Siri shortcuts for location, distance, and bus schedules

As a student commuting to campus by bus, I wanted to get to my bus stop right on time. I didn’t want to wait in the cold because I was ten minutes early or one minute late. My course schedules were all over the place, and I was constantly trying to remember what time I need to leave each day to get to class on time. I needed a solution to help me with this, and I found that with an easy Hey Siri shortcut.

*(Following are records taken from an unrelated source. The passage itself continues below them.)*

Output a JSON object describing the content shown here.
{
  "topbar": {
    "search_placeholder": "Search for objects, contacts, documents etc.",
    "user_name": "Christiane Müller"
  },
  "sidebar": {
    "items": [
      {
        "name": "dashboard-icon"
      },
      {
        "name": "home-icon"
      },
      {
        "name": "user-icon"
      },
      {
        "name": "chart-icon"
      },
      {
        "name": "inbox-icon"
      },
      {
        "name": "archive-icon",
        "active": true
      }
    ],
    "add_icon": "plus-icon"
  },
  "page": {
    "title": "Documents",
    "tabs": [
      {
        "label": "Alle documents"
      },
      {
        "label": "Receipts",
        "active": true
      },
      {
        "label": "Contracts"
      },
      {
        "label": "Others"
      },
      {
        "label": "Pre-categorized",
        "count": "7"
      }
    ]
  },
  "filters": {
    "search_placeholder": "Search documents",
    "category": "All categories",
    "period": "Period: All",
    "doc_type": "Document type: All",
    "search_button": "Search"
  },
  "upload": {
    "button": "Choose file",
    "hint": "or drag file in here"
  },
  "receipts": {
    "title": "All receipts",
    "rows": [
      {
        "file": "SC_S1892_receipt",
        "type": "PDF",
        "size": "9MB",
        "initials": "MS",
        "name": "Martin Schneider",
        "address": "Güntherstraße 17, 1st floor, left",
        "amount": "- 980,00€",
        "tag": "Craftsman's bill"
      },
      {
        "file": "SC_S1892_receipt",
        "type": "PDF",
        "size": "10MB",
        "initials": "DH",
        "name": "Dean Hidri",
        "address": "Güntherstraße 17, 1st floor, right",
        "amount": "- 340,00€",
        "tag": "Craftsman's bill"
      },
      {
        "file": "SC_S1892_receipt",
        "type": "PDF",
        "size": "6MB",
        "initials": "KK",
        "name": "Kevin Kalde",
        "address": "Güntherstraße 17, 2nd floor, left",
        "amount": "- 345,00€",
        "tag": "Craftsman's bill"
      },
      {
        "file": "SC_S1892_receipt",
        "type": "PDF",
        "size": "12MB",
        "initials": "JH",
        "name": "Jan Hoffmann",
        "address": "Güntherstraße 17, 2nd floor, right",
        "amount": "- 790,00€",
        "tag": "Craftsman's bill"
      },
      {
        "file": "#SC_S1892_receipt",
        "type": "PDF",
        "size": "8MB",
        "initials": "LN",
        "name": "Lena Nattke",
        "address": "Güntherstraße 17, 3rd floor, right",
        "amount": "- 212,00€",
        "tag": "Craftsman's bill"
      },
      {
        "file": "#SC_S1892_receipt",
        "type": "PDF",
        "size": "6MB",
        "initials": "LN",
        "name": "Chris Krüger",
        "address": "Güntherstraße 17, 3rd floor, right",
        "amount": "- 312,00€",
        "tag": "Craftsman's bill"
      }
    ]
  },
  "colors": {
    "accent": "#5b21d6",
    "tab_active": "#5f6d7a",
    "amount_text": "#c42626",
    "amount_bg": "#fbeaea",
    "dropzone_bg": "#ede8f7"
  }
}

I tested several of the plentiful applications which exist to handle this exact problem, including Google Maps, Transit, and even an app built by my city, but none fulfilled my basic criteria:

Clean, Simple UI

I only needed to get to campus and back on a single bus line. I didn’t need messy, feature-rich app. Rather, I wanted a clean, simple UI that told me exactly what I wanted to know: “When should I leave to catch my bus?”

Accurate

For some reason, every app had a different estimate of how fast I walked. Some apps didn’t have the proper bus schedules. Therefore, I felt I couldn’t trust the timing on existing apps.

Quick

I wanted to know if I needed to leave in 15 minutes, five minutes, or right now. That meant I only needed the next few buses for my stop. Spending time clicking through multiple menus, timetables, or splash pages was a waste of time and brainpower.


I found perfect solution to be my city’s SMS service. It works by texting them the bus stop number, and they text back the next five buses arriving. It’s accurate, concise, and exactly what I wanted to see as I’m prepping to leave for the day.

Here’s how the SMS service works for bus times.

To solve this little issue, I used Apple’s Shortcuts app (on Mac, iOS, and iPad) to enable Siri to send the text based on my location. Shortcuts provides a ‘low-code’ interface for building helpful automations much like Microsoft’s Power Automate.

The image below shows how I started by getting my current location and the distance from my college. The distance from campus determines whether the text should ask for the stop on campus or the stop near my house. Then, my phone sends a text to the city and I get the next five buses sent to me as a text. The ‘Hey Siri’ function uses the title of the shortcut, for example, “Hey Siri, when is the next bus?” to trigger the shortcut.

The full Siri Shortcut to pull up bus times.

As a student with limited time and attention, this saved me the hassle of dragging out my phone, typing out a text (often in Canada’s freezing winters), and trying to remember my stop number. This solution was simple, accurate, and fast. It was also very fast to setup, taking me about 15 minutes total. Lastly, it’s hands-free, so I can ask Siri while I’m finishing my morning coffee or leaving the last lecture of the day. I expect it to be the first of many shortcuts I’ll use for daily productivity.